FIG. 1 is an explanatory diagram showing an example of an apparatus used for the method of the present invention.

FIG. 2 is a diagram showing a pressing tape winding step of the method of the present invention.

FIG. 3 is a view showing a heating step.

FIG. 4 is a view similarly showing a diameter expanding step.

FIG. 5 is a perspective view of a semiconductive heat-shrinkable tube for inner conduction manufactured by the method of the first invention.

FIG. 6 is a perspective view of a semiconductive heat-shrinkable tube for external conduction manufactured by the method of the second invention.

FIG. 7 is a cross-sectional view of a rubber / plastic insulated cable.

FIG. 8 is a cross-sectional view of a connection portion between rubber and plastic insulated cables.
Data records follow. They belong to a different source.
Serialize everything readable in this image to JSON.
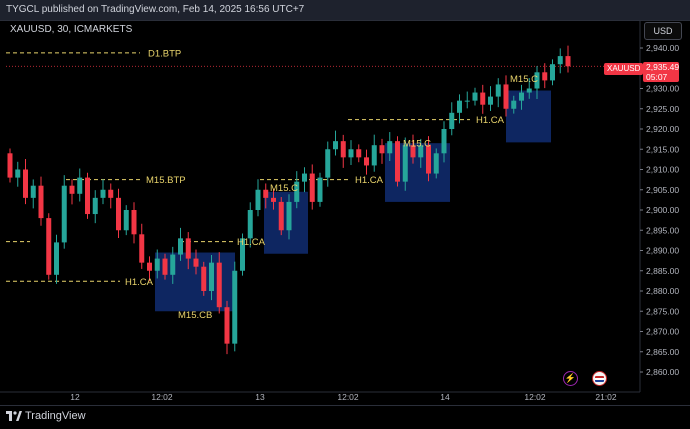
{
  "header": {
    "text": "TYGCL published on TradingView.com, Feb 14, 2025 16:56 UTC+7"
  },
  "symbol": "XAUUSD, 30, ICMARKETS",
  "currency_button": "USD",
  "price_tag": {
    "price": "2,935.49",
    "countdown": "05:07",
    "symbol": "XAUUSD"
  },
  "brand": "TradingView",
  "icons": {
    "lightning": "lightning-icon",
    "flag": "us-flag-icon",
    "logo": "tradingview-logo-icon"
  },
  "colors": {
    "up": "#26a69a",
    "down": "#f23645",
    "zone": "#0f2a6b",
    "level": "#e8d36b",
    "background": "#000000"
  },
  "chart_data": {
    "type": "candlestick",
    "y_ticks": [
      "2,940.00",
      "2,935.00",
      "2,930.00",
      "2,925.00",
      "2,920.00",
      "2,915.00",
      "2,910.00",
      "2,905.00",
      "2,900.00",
      "2,895.00",
      "2,890.00",
      "2,885.00",
      "2,880.00",
      "2,875.00",
      "2,870.00",
      "2,865.00",
      "2,860.00"
    ],
    "ylim": [
      2858,
      2944
    ],
    "x_ticks": [
      "12",
      "12:02",
      "13",
      "12:02",
      "14",
      "12:02",
      "21:02"
    ],
    "last_price": 2935.49,
    "annotations": [
      {
        "label": "D1.BTP",
        "price": 2938.8
      },
      {
        "label": "M15.BTP",
        "price": 2907.5
      },
      {
        "label": "H1.CA",
        "price": 2907.5
      },
      {
        "label": "H1.CA",
        "price": 2892.2
      },
      {
        "label": "H1.CA",
        "price": 2882.4
      },
      {
        "label": "H1.CA",
        "price": 2922.3
      },
      {
        "label": "M15.CB",
        "price": 2875.0
      },
      {
        "label": "M15.C",
        "price": 2905.0
      },
      {
        "label": "M15.C",
        "price": 2917.0
      },
      {
        "label": "M15.C",
        "price": 2932.0
      }
    ],
    "zones": [
      {
        "x0": 2.1,
        "x1": 3.6,
        "price_top": 2889.5,
        "price_bottom": 2875.0
      },
      {
        "x0": 3.55,
        "x1": 4.25,
        "price_top": 2904.5,
        "price_bottom": 2889.2
      },
      {
        "x0": 5.35,
        "x1": 6.25,
        "price_top": 2916.5,
        "price_bottom": 2902.0
      },
      {
        "x0": 7.0,
        "x1": 7.6,
        "price_top": 2929.5,
        "price_bottom": 2916.7
      }
    ],
    "price_path": [
      [
        2914,
        2908
      ],
      [
        2908,
        2910
      ],
      [
        2910,
        2903
      ],
      [
        2903,
        2906
      ],
      [
        2906,
        2898
      ],
      [
        2898,
        2884
      ],
      [
        2884,
        2892
      ],
      [
        2892,
        2906
      ],
      [
        2906,
        2904
      ],
      [
        2904,
        2908
      ],
      [
        2908,
        2899
      ],
      [
        2899,
        2903
      ],
      [
        2903,
        2905
      ],
      [
        2905,
        2903
      ],
      [
        2903,
        2895
      ],
      [
        2895,
        2900
      ],
      [
        2900,
        2894
      ],
      [
        2894,
        2887
      ],
      [
        2887,
        2885
      ],
      [
        2885,
        2888
      ],
      [
        2888,
        2884
      ],
      [
        2884,
        2889
      ],
      [
        2889,
        2893
      ],
      [
        2893,
        2888
      ],
      [
        2888,
        2886
      ],
      [
        2886,
        2880
      ],
      [
        2880,
        2887
      ],
      [
        2887,
        2876
      ],
      [
        2876,
        2867
      ],
      [
        2867,
        2885
      ],
      [
        2885,
        2893
      ],
      [
        2893,
        2900
      ],
      [
        2900,
        2905
      ],
      [
        2905,
        2903
      ],
      [
        2903,
        2902
      ],
      [
        2902,
        2895
      ],
      [
        2895,
        2902
      ],
      [
        2902,
        2907
      ],
      [
        2907,
        2909
      ],
      [
        2909,
        2902
      ],
      [
        2902,
        2908
      ],
      [
        2908,
        2915
      ],
      [
        2915,
        2917
      ],
      [
        2917,
        2913
      ],
      [
        2913,
        2915
      ],
      [
        2915,
        2913
      ],
      [
        2913,
        2911
      ],
      [
        2911,
        2916
      ],
      [
        2916,
        2914
      ],
      [
        2914,
        2917
      ],
      [
        2917,
        2907
      ],
      [
        2907,
        2916
      ],
      [
        2916,
        2913
      ],
      [
        2913,
        2916
      ],
      [
        2916,
        2909
      ],
      [
        2909,
        2914
      ],
      [
        2914,
        2920
      ],
      [
        2920,
        2924
      ],
      [
        2924,
        2927
      ],
      [
        2927,
        2927
      ],
      [
        2927,
        2929
      ],
      [
        2929,
        2926
      ],
      [
        2926,
        2928
      ],
      [
        2928,
        2931
      ],
      [
        2931,
        2925
      ],
      [
        2925,
        2927
      ],
      [
        2927,
        2929
      ],
      [
        2929,
        2930
      ],
      [
        2930,
        2934
      ],
      [
        2934,
        2932
      ],
      [
        2932,
        2936
      ],
      [
        2936,
        2938
      ],
      [
        2938,
        2935.49
      ]
    ]
  }
}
[Description of Signs] 11 ... Manufacturing equipment, 12 ... Mandrel for heating, 13 ...
Expansion control pipe, 15: heating / cooling section, 16: processing section, 17: air blowing port, 17a: ventilation path, 18
... High frequency coil, 20 ... Clamper, 21 ... Air compressor, 22 ... Piping, T ... Tightening tape, W1 ... Stretched tape, W2 ... Extruded tube, W3 ... Cylinder, W4 ... Semiconductive heat shrinkage for inner conduction Tubes, semi-conductive heat-shrinkable tubes for external conduction.
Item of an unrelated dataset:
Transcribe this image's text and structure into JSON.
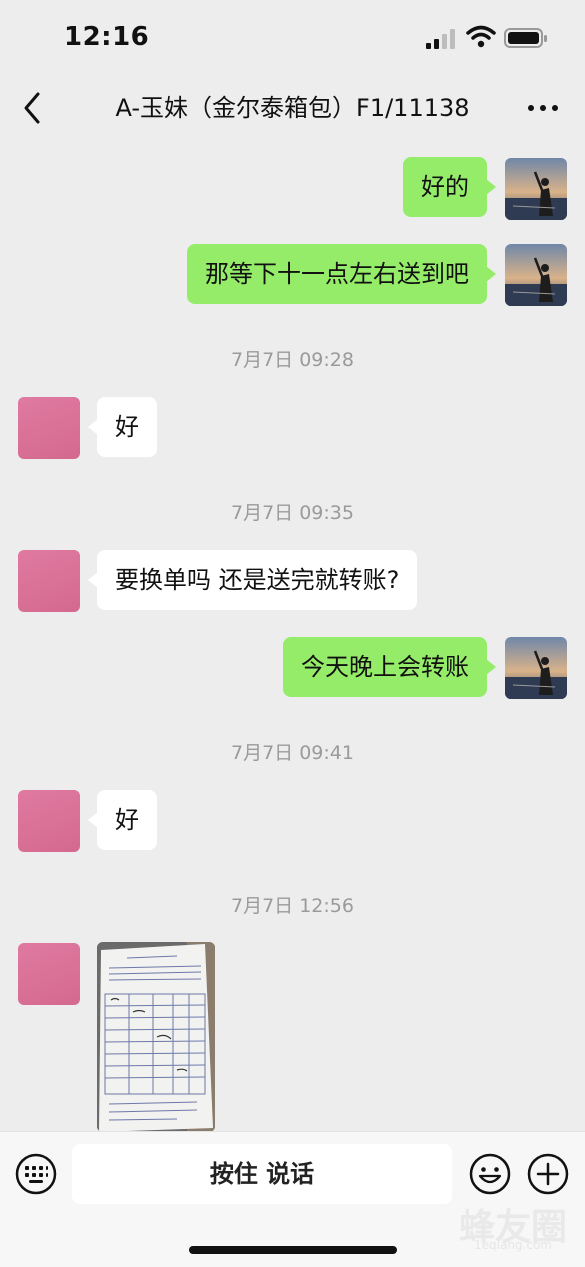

──────────────────────────────────────────────────続 き Continued on the front page (51) Int.Cl. ⁶ Identification code Agency reference number FI Technical display location B29L 9:00 23:00

Claims (2)

(57) [Claims] 1. A stretching tape of a thermoplastic resin stretched after crosslinking is wound around an outer periphery of a heating mandrel, and an uncrosslinked extruded tube made of the same material as the stretching tape is covered on the outside thereof. Thereafter, the temperature of the heating mandrel is increased, and when the extruded tube is heated and softened, a pressing tape having a small thermal expansion is wound around the outside of the extruded tube, and the heating mandrel is further heated. The stretched tape and the extruded tube were heated to the melting temperature and fused together to form a cylindrical body, then cooled once, the holding tape was removed, and then the heating mandrel was heated again to be integrated. A method for manufacturing a heat-shrinkable tube, comprising heating the cylindrical body to a melting temperature and expanding the diameter to a predetermined size. 2. An uncrosslinked extruded tube made of a thermoplastic resin is placed on the outer periphery of the heating mandrel, and then the heating mandrel is heated to a temperature at which the extruded tube is heated and softened. Then, wind a stretched tape subjected to a stretching process after cross-linking, and further wrap a pressing tape having a small thermal expansion around the outside, and then further raise the heating mandrel to raise the stretching tape and the extruded tube to a melting temperature. After heating and fusing together to form a cylindrical body, it is cooled once, the holding tape is removed, then the heating mandrel is heated again, and the integrated cylindrical body is heated to a melting temperature to a predetermined temperature. A method for producing a heat-shrinkable tube, characterized in that the diameter is expanded to a dimension.